I shall look forward to it, a good laugh is exactly what the doctor ordered.
I only check up on most of the stories/artists I'm reading once ever 2 days, until I find another story, which I read all of, taking about a month if it's long. But from reading your blog posts and not having read the 3 most recent chapters of Glory, I will tell you that you write how you think your stories should go, no one else matters, it's your story. But take your hiatus first, and do what makes you happiest above all else.
You're changing your chapter 'cause some dickhead bitched at you?

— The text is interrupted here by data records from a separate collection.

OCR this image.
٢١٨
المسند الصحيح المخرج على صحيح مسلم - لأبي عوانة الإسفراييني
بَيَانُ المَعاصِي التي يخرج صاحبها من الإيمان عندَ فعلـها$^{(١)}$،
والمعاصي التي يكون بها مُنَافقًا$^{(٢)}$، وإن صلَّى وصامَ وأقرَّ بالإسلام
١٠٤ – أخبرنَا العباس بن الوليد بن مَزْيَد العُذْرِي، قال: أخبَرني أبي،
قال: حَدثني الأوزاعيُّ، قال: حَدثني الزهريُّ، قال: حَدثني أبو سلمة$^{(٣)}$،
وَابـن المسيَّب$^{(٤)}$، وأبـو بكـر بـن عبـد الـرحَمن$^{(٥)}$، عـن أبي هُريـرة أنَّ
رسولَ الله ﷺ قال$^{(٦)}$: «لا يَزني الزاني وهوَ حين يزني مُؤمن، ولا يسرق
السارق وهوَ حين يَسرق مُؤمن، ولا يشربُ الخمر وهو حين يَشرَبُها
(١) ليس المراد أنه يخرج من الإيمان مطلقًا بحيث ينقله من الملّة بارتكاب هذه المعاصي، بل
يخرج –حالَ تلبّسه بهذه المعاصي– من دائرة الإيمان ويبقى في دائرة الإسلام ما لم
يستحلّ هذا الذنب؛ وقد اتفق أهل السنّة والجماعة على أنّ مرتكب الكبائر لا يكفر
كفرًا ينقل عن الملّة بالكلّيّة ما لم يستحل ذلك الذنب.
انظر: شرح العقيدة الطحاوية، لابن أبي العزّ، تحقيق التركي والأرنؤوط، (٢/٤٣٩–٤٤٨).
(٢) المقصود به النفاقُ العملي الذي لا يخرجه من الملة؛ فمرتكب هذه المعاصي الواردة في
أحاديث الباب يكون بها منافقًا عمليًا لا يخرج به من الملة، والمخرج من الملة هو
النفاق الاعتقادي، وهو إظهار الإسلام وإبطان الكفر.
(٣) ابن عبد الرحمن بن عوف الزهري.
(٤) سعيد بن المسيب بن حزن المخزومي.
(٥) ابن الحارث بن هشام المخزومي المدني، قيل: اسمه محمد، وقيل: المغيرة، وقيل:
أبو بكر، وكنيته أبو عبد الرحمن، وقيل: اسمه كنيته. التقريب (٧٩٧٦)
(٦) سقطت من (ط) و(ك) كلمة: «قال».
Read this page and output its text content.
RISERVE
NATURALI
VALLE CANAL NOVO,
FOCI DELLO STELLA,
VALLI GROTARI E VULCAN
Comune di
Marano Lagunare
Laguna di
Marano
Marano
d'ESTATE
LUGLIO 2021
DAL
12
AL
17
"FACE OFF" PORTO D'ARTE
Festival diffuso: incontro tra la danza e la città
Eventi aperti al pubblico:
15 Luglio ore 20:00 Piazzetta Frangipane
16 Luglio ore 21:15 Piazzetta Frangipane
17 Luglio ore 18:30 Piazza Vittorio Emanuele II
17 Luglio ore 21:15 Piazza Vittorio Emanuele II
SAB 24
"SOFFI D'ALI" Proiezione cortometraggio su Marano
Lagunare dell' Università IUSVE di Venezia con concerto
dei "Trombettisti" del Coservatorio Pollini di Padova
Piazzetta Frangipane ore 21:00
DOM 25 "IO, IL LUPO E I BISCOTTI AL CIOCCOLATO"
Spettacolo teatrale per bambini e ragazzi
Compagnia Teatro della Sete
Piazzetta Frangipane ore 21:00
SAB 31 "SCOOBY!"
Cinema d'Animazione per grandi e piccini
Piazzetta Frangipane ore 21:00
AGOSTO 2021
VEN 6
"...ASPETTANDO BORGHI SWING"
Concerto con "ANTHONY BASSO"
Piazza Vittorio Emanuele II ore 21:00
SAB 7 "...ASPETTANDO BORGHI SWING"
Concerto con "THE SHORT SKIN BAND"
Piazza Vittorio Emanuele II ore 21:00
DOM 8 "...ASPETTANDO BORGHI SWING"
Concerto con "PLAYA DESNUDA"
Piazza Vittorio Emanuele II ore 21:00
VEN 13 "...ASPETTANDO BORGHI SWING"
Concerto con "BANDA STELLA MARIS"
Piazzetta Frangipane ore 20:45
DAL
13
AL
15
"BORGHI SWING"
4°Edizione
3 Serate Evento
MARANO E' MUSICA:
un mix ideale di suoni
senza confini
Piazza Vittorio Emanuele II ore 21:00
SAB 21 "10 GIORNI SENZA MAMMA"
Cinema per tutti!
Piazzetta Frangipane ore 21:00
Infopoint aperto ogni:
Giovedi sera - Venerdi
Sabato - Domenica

Dude... being an author is a give-and-take thing. You give your readers a story, and they take the story as presented. Your readers give you their undivided attention, you take that as a sign to continue and give your readership results, no matter how unpleasant some decisions in it may be. Imploding Colon faced this back at the end of one of his stories, Innavedr, where he slaughtered an entire village of innocents with a villain people had thought carried on too long. People were upset. People thought it was a bad idea.
Did he change it to suit the readership? No. Why? Because he's the goddamn author and he says what happens, NOT UNGRATEFUL DICKBAGS. IC is God in his stories, just like you are God in this one. Stop letting a few pricks tell you how to write it -- this is your idea, your story, and if they don't like how it's written, they can go fuckin' write their own story. You're doing yourself a disservice as an artist, and you need to learn to take criticism better. Don't let some asshole tell you how to write your story.
3658508 It was Ordsjot, not Innavedr. I also don't really think it's relevant to use the Austraeoh series as an example, partly because of the enigmatic nature of the story and its author, but mostly because the circumstances are entirely different. It's less about a single unpopular event written badly and more about the story itself being entirely different than what many readers believed it to be, after an abrupt and bizarre infodump flashback completely disparate from the supposed plotline and genre of the story left them bewildered.
There's also a difference between criticism and telling the author what to do. The author may be a god, but they are not perfect, and there will always be reason to point out perceived flaws in the way a story is written, otherwise stories would never be improved. The fact that so many people had criticism to give is evidence that there were real problems and it wasn't just that people wouldn't accept that the story was different to what they had anticipated.
I had no problems with how your story went on. But perhaps you could split a big flashback to pieces and shove them to earlier chapters. Then again, that would make it less of a surprise and may make it harder to follow.